—- At the Zaatari refugee camp in northern Jordan, football is being used as a tool to help displaced Syrians —- CHRISTIAN RADNEDGE reports:
More than 100,000 refugees now inhabit the Zaatari refugee camp. They have been – and continue – fleeing their homeland ever since the brutal civil war exploded into so much human devastation in 2011.
Zaatari was opened in July 2012 and is now the third largest city in Jordan. On a visit to the camp, visitors in the country for the Soccerex Asian Forum were able to see the work undertaken by Prince Ali bin Al Hussein’s Asian Football Development Project, UEFA and Spirit of Soccer.
One particular aim is to try to improve the lives of the children on the camp.
For FIFA vice-president Prince Ali, the conference provided the right platform to showcase the achievements of his project.
He says: “We have the right to show what the AFDP has done and also to discuss what we want to do.
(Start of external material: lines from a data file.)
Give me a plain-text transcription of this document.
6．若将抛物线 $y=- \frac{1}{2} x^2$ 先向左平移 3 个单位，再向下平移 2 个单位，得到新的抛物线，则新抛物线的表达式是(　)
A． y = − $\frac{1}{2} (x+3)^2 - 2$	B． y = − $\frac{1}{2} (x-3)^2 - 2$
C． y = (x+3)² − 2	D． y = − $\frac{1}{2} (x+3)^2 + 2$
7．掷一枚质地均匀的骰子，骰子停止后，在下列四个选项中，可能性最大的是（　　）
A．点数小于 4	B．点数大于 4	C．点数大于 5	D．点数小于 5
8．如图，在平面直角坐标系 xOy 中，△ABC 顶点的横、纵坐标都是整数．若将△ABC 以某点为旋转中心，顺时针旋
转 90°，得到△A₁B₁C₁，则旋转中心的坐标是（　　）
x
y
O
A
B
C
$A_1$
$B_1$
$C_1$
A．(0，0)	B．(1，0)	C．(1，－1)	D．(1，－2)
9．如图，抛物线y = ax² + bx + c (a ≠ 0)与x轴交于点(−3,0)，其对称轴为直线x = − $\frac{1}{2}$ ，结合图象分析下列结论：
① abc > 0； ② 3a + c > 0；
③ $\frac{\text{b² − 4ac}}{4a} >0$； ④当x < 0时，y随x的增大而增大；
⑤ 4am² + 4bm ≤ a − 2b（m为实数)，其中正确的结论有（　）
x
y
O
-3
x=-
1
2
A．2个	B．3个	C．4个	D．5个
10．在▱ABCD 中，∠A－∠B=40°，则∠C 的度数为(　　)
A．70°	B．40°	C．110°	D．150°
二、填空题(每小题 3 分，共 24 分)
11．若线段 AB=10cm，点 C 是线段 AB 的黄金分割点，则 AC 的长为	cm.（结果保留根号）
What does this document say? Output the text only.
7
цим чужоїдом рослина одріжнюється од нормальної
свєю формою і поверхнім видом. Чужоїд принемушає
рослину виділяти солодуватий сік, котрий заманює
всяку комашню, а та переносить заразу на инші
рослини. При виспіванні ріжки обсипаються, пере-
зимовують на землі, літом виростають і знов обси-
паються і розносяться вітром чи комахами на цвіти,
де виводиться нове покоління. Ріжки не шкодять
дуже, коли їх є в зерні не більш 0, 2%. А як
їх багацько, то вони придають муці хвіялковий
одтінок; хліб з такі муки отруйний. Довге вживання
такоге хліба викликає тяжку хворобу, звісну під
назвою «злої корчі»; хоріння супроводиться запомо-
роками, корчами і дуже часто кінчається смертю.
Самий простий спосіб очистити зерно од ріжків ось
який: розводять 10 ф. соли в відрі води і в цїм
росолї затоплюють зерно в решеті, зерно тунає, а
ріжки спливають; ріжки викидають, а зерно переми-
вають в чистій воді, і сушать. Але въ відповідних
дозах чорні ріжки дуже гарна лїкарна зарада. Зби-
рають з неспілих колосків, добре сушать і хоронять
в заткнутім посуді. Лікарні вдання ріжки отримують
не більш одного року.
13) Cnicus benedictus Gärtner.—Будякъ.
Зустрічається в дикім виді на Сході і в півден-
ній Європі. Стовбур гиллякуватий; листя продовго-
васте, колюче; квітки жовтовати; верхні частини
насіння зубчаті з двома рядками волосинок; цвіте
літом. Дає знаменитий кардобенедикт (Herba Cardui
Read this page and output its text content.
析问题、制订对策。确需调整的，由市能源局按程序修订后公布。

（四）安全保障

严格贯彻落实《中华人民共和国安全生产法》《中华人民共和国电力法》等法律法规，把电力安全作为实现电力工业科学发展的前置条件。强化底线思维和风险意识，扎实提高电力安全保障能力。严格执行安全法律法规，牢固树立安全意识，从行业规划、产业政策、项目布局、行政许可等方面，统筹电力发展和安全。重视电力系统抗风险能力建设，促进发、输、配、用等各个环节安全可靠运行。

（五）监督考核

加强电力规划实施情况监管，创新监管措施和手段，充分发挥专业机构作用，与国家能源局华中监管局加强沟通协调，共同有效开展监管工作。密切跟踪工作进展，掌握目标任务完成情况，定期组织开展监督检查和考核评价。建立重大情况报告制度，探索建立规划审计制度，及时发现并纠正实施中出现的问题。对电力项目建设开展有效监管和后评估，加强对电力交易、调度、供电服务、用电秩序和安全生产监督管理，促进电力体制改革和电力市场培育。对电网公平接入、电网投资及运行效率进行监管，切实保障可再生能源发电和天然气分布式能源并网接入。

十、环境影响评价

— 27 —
We want to do it in a proper way and definitely this platform is one of the ways to do it.
“We’re also looking at how we can develop the AFDP further and I think it’s a continual process so that’s we’re going to do in the next few days.”
On a visit to one of the smaller dusty pitches, it was amazing to see how ecstatic the children become when kicking a ball around. But their frustration soon makes an appearance. Little arguments break out among some of them and the tears speak about all those torments beyond words.
The unruliness is not confined to the younger ones, and is perhaps more prevalent in the young adults as Kilian Tobias Kleinschmidt, the camp manager for the United Nations High Commission for Refugees, explains.
He says: “We had a competition a couple of days ago it was the Korean ambassadors football cup and just around the end of the match one of the team scored to make it 2-1. Suddenly, the other team started attacking the referee because they felt that he had whistling before or something.
“So they couldn’t resolve that issue and the match was extended by another 40 minutes because until then the discussion continued. So it’s a still long way to go for them to see that the rules are the rules.
Rules and regulations
“Soccer becomes a very important aspect of recreating more healthy approach to competition, to create that adhesion to rules and regulations and follow some form of authority; to respect it.”
Lead partner with UNHCR is the Norwegian Refugee Council whose work has been assisted by the country’s football federation in providing two artificial ‘Norway Football Fields’ to support the soccer project.
Violence and riots within the camp a year ago have mostly subsided. The stone-throwing continues, as this writer felt first hand from a young girl before an older one stepped in.
But excitement for the game is immense, and a large queue forms when the visitors take turns in goal against a barrage of penalties from the kids.
Fatima, 13, beams when she describes her love of football: “As sport I enjoy it. I enjoy watching the matches”. She adds that her favourite team is Barcelona – Spanish football is a common theme in the camp.
In one of the tents Ziad Yousseff regrets that he will not be able to watch the World Cup next month but still predicts Spain to lift the trophy for a second successive time.
There is though the hope that Ziad may get to see the tournament after all.
“We are trying to figure out a way to show all the matches” says Kleinschmidt. “We had the proposal to put up big screens but the police wouldn’t like mass gatherings.
“So now we’re trying to come up with a plan to have smaller communal screenings and see if that will work – but I’m not sure.”
In his tent Ziad produces his pride and joy, and one of his only possessions in the world – a dusty white football with German flags emblazoned all over it.
“It was slashed only a day after we got it,” he says. “But we were able to stitch it back together and fix it.”
Talk of football heightens the excitement among the other refugees gathered, though that soon dissipates when they talk of Syria. They miss their home and the only hope they hold is their belief that Syria President Bashar Assad will be overthrown sooner or later.
“The Pharaoh probably had more mercy” Ziad says with a wry smile.
In the meantime the power of football can help a little. If all it takes is one ball and a goal, couldn’t more be done? Former Chelsea and West Ham United boss Avram Grant, who was also on the visit, thinks so.
He says: “It’s become more than a game. It’s a simple game that everybody loves but through this love they can get through a tough situation. Most of them enjoy it and they can learn a lot from it.
“If they weren’t playing football I don’t think they would be smiling so much – and not just because they scored a goal against me!”
When will there be more smiles for the people of Zaatari?